MobileNetV3的代码比V2复杂不少，主要体现在以下几个方面：

ConvBNActivation类

与V2的ConvBNReLU类似，但更加灵活——激活函数可以通过参数指定。V2固定使用ReLU6，V3可以根据配置选择ReLU、Hardswish或Identity（无激活）。这种设计使得同一个模块可以适配网络中不同位置的需求。

SqueezeExcitation类（SE注意力模块）

SE模块的实现非常简洁：

F.adaptive_avg_pool2d(x, output_size=(1, 1))：全局平均池化，Squeeze操作
self.fc1：1×1卷积降维（通道数压缩为1/4）
self.fc2：1×1卷积升维（恢复回原始通道数）
F.hardsigmoid：生成0~1之间的通道权重
scale * x：将权重乘回原特征图

注意SE模块中使用的是**1×1卷积（Conv2d）**而非全连接层（Linear），效果等价但在实现上更方便。

InvertedResidualConfig类

V3引入了配置类来管理每个Bottleneck的参数。与V2直接在列表中写 [t, c, n, s] 不同，V3为每个block都单独配置了：输入通道、卷积核大小、扩展通道、输出通道、是否使用SE、激活函数类型、步长。这是因为V3每个block的参数差异更大（不同kernel size、有的有SE有的没有、激活函数不同），用配置类更清晰。

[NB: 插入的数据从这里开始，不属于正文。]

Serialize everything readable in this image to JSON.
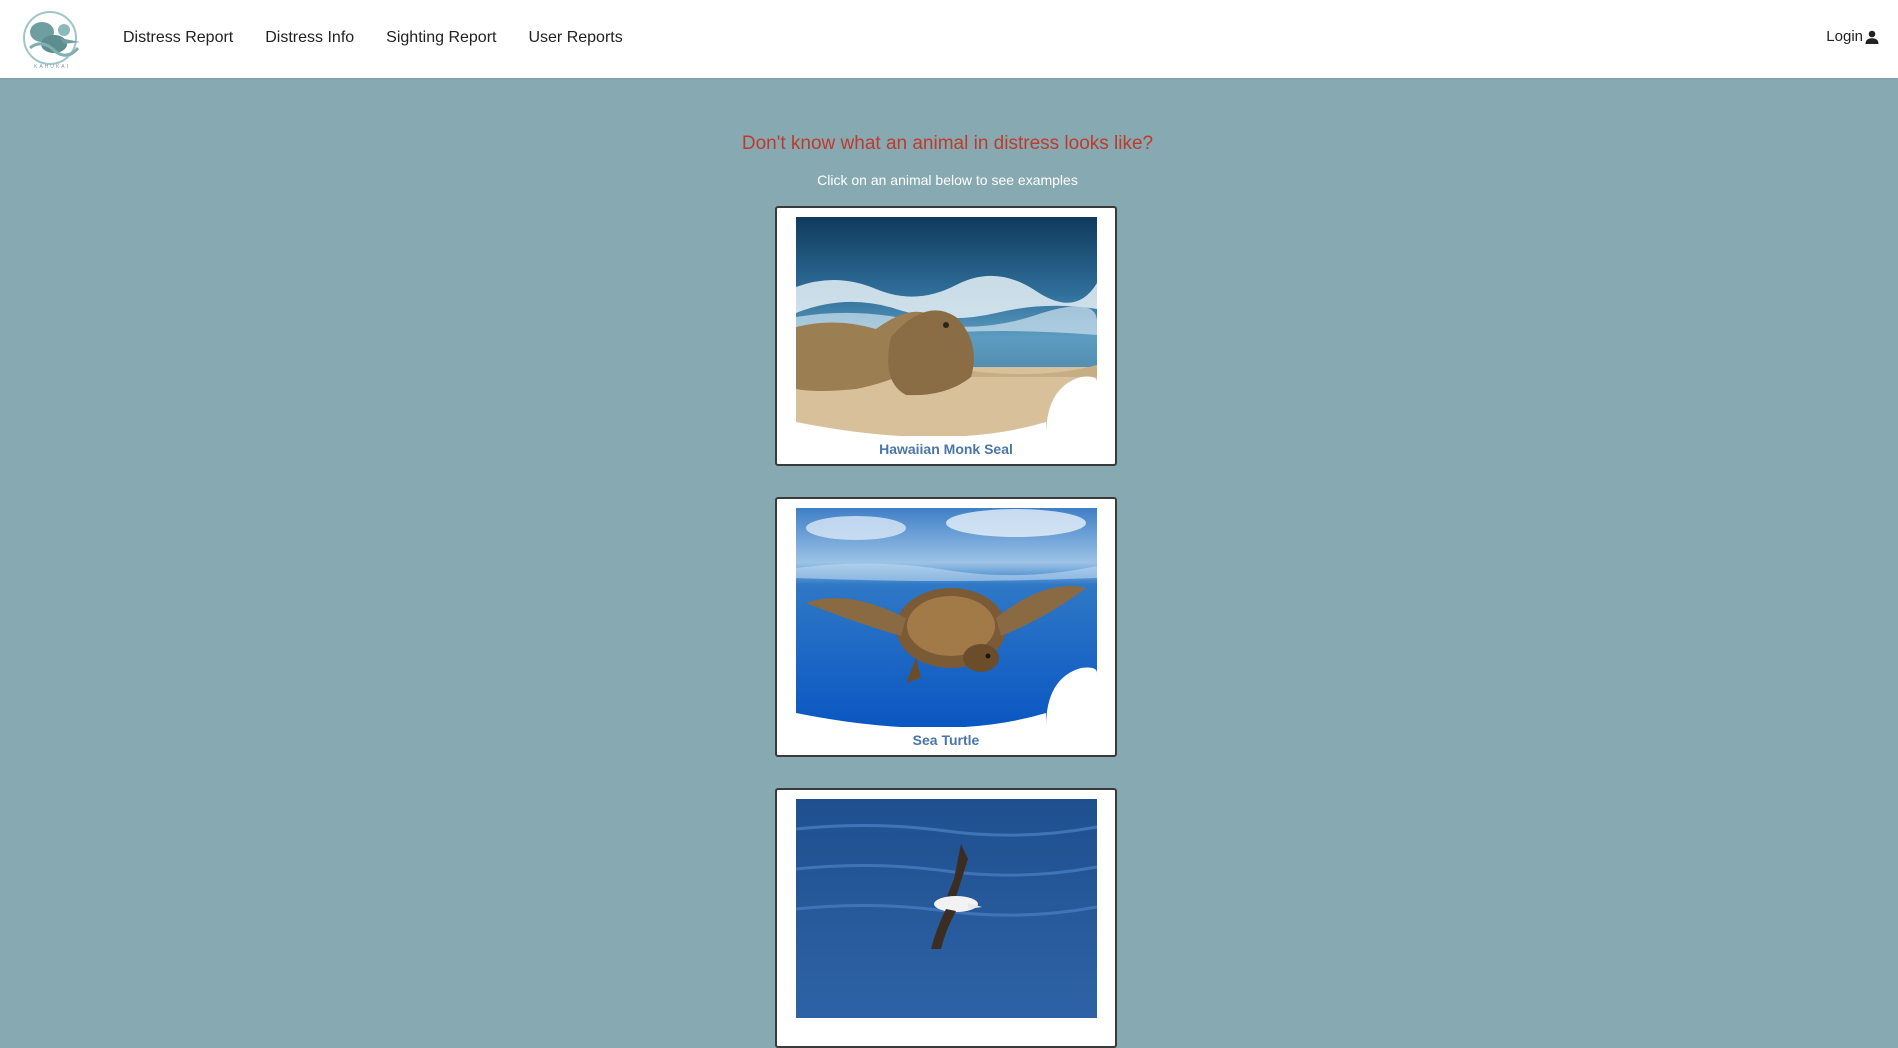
{
  "brand": {
    "logo_text": "KAHUKAI"
  },
  "nav": {
    "items": [
      {
        "label": "Distress Report"
      },
      {
        "label": "Distress Info"
      },
      {
        "label": "Sighting Report"
      },
      {
        "label": "User Reports"
      }
    ],
    "login_label": "Login",
    "login_icon": "user-icon"
  },
  "main": {
    "heading": "Don't know what an animal in distress looks like?",
    "subheading": "Click on an animal below to see examples",
    "cards": [
      {
        "label": "Hawaiian Monk Seal"
      },
      {
        "label": "Sea Turtle"
      },
      {
        "label": ""
      }
    ]
  },
  "colors": {
    "page_background": "#87aab2",
    "heading": "#c0392b",
    "card_label": "#4a76a8",
    "navbar": "#ffffff"
  }
}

配置类中的 adjust_channels 方法会根据 width_multi 对通道数进行缩放，并确保结果能被8整除。

InvertedResidual类（V3版）

与V2的倒残差结构相比，V3的InvertedResidual有以下不同：

激活函数可选：nn.Hardswish if cnf.use_hs else nn.ReLU，不再是固定的ReLU6
可选SE模块：if cnf.use_se: layers.append(SqueezeExcitation(cnf.expanded_c))
Project层使用nn.Identity：即无激活函数（Linear Bottleneck），与V2一致
不再使用ReLU6：V3中ReLU和Hardswish替代了V2中的ReLU6

MobileNetV3主类

与V2相比的主要变化：

首层卷积使用Hardswish：activation_layer=nn.Hardswish，V2首层用的是ReLU6
分类器更复杂：
- V2：Dropout → Linear
- V3：Linear → Hardswish → Dropout → Linear
- V3多了一个中间全连接层和Hardswish激活
lastconv_output_c = 6 * lastconv_input_c：最后一个1×1卷积将通道数扩展6倍，V2是扩展到固定的1280
reduced_tail参数：当用于检测和分割任务时，可以减半C4~C5之间的通道数，减少冗余

mobilenet_v3_large / mobilenet_v3_small

两个工厂函数分别创建Large和Small版本。注意使用partial简化配置创建：

bneck_conf = partial(InvertedResidualConfig, width_multi=width_multi)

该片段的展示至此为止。